Heritage, Culture & Arts

Marlborough’s rich history runs wide and deep, from the earliest Polynesian settlers on Te Pokohiwi-o-Kupe/Wairau, Bar to the European pioneers who built towns and planted our first grapevines.

These people, the way they lived, and how they dealt with history’s major events has shaped Marlborough into what it is today.

Those stories are all here, waiting to be discovered all over again in the places where they happened or in our galleries, museums, art and theatre productions.

Captain Cook

English explorer Captain James Cook was the first European to make contact with Aotearoa/New Zealand since the ill-fated visit by Dutchman Abel Tasman in 1642.

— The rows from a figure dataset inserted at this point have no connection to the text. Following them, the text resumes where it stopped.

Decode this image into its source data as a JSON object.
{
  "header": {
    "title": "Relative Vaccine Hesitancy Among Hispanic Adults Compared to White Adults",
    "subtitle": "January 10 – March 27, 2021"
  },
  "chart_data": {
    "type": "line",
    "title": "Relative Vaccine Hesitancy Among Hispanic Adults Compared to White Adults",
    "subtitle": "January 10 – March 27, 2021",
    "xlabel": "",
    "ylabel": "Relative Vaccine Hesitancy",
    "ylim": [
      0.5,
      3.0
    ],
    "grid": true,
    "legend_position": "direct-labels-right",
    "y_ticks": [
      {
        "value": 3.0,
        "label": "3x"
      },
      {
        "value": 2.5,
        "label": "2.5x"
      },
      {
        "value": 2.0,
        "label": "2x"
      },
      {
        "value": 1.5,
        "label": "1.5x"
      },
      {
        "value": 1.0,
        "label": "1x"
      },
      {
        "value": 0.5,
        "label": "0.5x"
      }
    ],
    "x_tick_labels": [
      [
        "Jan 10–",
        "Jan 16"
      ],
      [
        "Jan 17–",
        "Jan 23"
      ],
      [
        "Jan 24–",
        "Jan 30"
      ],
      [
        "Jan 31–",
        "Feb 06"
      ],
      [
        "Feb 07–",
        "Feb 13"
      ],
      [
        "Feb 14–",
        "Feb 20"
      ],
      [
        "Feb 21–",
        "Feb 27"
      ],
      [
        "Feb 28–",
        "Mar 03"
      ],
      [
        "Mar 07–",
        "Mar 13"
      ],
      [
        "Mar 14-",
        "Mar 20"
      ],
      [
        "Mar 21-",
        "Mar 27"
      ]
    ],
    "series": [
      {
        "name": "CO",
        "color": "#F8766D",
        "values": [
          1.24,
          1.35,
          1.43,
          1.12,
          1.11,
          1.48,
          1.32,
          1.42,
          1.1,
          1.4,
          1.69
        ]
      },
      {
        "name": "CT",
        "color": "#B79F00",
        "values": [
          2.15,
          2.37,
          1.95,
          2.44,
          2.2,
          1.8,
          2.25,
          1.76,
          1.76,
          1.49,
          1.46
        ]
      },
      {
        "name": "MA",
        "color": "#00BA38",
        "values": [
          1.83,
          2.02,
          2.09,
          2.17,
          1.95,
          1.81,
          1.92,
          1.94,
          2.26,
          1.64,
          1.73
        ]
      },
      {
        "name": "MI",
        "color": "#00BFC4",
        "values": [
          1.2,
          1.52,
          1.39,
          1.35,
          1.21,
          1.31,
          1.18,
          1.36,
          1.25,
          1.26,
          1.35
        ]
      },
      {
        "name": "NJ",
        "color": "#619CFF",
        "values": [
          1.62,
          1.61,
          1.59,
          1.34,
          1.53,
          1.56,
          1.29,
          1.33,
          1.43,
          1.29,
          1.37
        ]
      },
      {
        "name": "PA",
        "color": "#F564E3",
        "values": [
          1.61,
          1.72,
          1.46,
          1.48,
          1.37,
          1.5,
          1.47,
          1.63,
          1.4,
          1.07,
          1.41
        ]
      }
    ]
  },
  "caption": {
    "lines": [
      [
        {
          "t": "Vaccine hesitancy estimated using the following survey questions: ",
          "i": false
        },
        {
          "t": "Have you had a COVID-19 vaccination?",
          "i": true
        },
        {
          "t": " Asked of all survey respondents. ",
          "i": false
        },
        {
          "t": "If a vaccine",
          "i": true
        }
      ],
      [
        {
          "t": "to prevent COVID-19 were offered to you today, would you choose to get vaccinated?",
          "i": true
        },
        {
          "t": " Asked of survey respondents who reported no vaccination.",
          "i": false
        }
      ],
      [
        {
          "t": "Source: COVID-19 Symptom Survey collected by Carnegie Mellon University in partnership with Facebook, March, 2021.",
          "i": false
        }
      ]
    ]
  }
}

Born in 1728, Cook was a captain in the Royal Navy, a navigator and a cartographer who mapped Newfoundland before heading south into uncharted Pacific waters. The Endeavour, carrying 94 men, landed at Tūranganui-a-Kiwa/Poverty Bay in the North Island in October 1769, but clashed with Māori. Cook sailed around the top of the North Island before heading south and entering Meretoto/Ship Cove, in the northern Tōtaranui/Queen Charlotte Sound, on January 15, 1770. Several days later he raised the Union Jack flag on nearby Motuara Island and proclaimed British sovereignty over the South Island.

Over the next seven years, and in three voyages, Cook spent 328 days exploring New Zealand’s coastline, and that of many other countries, mapping them with accuracy and detail nobody had previously achieved.

Cook made five visits to Meretoto/Ship Cove during his explorations of New Zealand, and spent 105 days in the cove repairing his ships and resting his crew. During these visits some of the earliest sustained contact between Māori and Europeans took place.

Captain Cook was killed in a fight in Hawaii during his third Pacific voyage, in 1779.